Sara Pryor
Wind speeds in the United States seem to be slowing, and global climate change may be the cause.
In a study to be published in the August issue of the Journal of Geophysical Research, IU researchers and others evaluate and compare an extensive range of wind speed data sets taken from the contiguous United States over a period of more than 30 years. Sara Pryor, professor of atmospheric science in the Indiana University Bloomington Department of Geography, is the study's lead author.
Wind speeds may not seem to be a critical aspect of climate change, but Pryor notes that alterations in wind speed are highly relevant to industries such as insurance, construction, maritime, and agriculture, not to mention the burgeoning wind energy industry.
"Near-surface wind speeds are of great importance in dictating possible impacts of global climate change and developing robust assessments of the contemporary wind climate," writes Pryor with her co-authors, including Rebecca Barthelmie of the IUB Department of Geography and Duick Young, a doctoral student in the department.

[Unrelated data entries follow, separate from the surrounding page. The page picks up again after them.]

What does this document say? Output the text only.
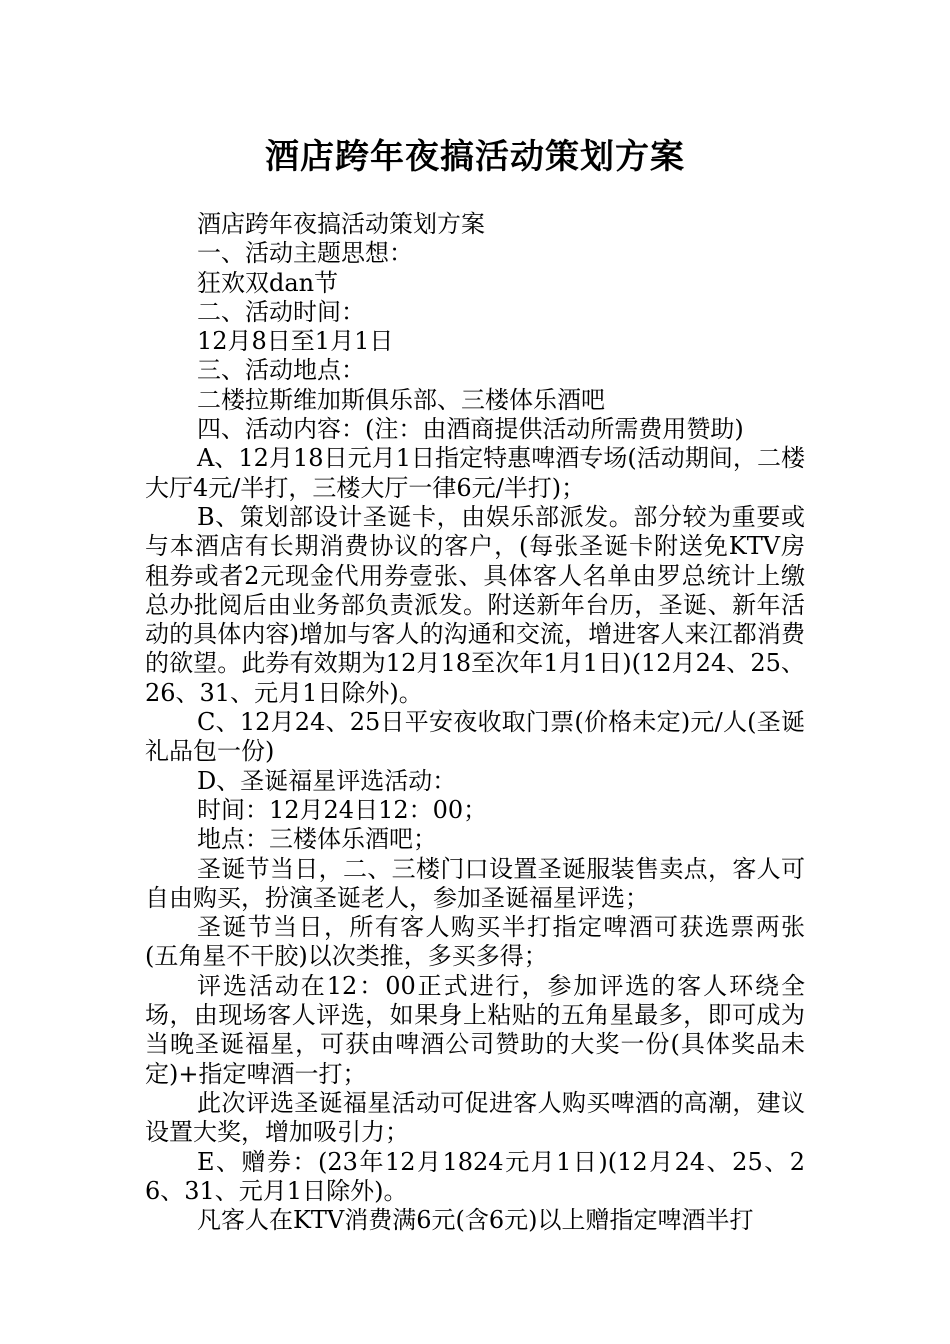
酒店跨年夜搞活动策划方案

酒店跨年夜搞活动策划方案

一、活动主题思想：

狂欢双dan节

二、活动时间：

12月8日至1月1日

三、活动地点：

二楼拉斯维加斯俱乐部、三楼体乐酒吧

四、活动内容：(注：由酒商提供活动所需费用赞助)

A、12月18日元月1日指定特惠啤酒专场(活动期间，二楼大厅4元/半打，三楼大厅一律6元/半打)；

B、策划部设计圣诞卡，由娱乐部派发。部分较为重要或与本酒店有长期消费协议的客户，(每张圣诞卡附送免KTV房租券或者2元现金代用券壹张、具体客人名单由罗总统计上缴总办批阅后由业务部负责派发。附送新年台历，圣诞、新年活动的具体内容)增加与客人的沟通和交流，增进客人来江都消费的欲望。此券有效期为12月18至次年1月1日)(12月24、25、26、31、元月1日除外)。

C、12月24、25日平安夜收取门票(价格未定)元/人(圣诞礼品包一份)

D、圣诞福星评选活动：

时间：12月24日12：00；

地点：三楼体乐酒吧；

圣诞节当日，二、三楼门口设置圣诞服装售卖点，客人可自由购买，扮演圣诞老人，参加圣诞福星评选；

圣诞节当日，所有客人购买半打指定啤酒可获选票两张(五角星不干胶)以次类推，多买多得；

评选活动在12：00正式进行，参加评选的客人环绕全场，由现场客人评选，如果身上粘贴的五角星最多，即可成为当晚圣诞福星，可获由啤酒公司赞助的大奖一份(具体奖品未定)+指定啤酒一打；

此次评选圣诞福星活动可促进客人购买啤酒的高潮，建议设置大奖，增加吸引力；

E、赠券：(23年12月1824元月1日)(12月24、25、26、31、元月1日除外)。

凡客人在KTV消费满6元(含6元)以上赠指定啤酒半打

Although the new study is preliminary, in their comparison and analysis of an extensive range of wind-speed data, Pryor and her co-researchers found statistically significant declines since 1973. The largest magnitude of decreasing wind speed was over the eastern United States, particularly the Midwest, including states such as Ohio, Indiana, Michigan, and Illinois.
"The stations bordering the Great Lakes do seem to have experienced the greatest changes," Pryor told the Associated Press for a June 10 story. The likely explanation is that there is less ice on the lakes, and wind moves faster across ice than it does over water.
Changes in air temperature affect air pressure which in turns affects the strength of wind. "It's a very large effect," noted Pryor's co-author Eugene Takle, a professor of atmospheric science at Iowa State University, in the AP story. In some places in the Midwest, the trend shows a decrease of 10 percent or more over a decade.
Atmospheric scientists disagree on whether wind really is slowing down because of climate change, but Pryor and her colleagues hope their work will provide a "platform for evaluation of models being used to estimate possible future wind speed regimes under global climate change scenarios."
Climate change in the Midwest is also the focus of a new book Pryor has edited, Understanding Climate Change: Climate Variability, Predictability, and Change in the Midwestern United States. A detailed assessment of various changes in the Midwestern climate system, Pryor's book will be published by Indiana University Press in July 2009.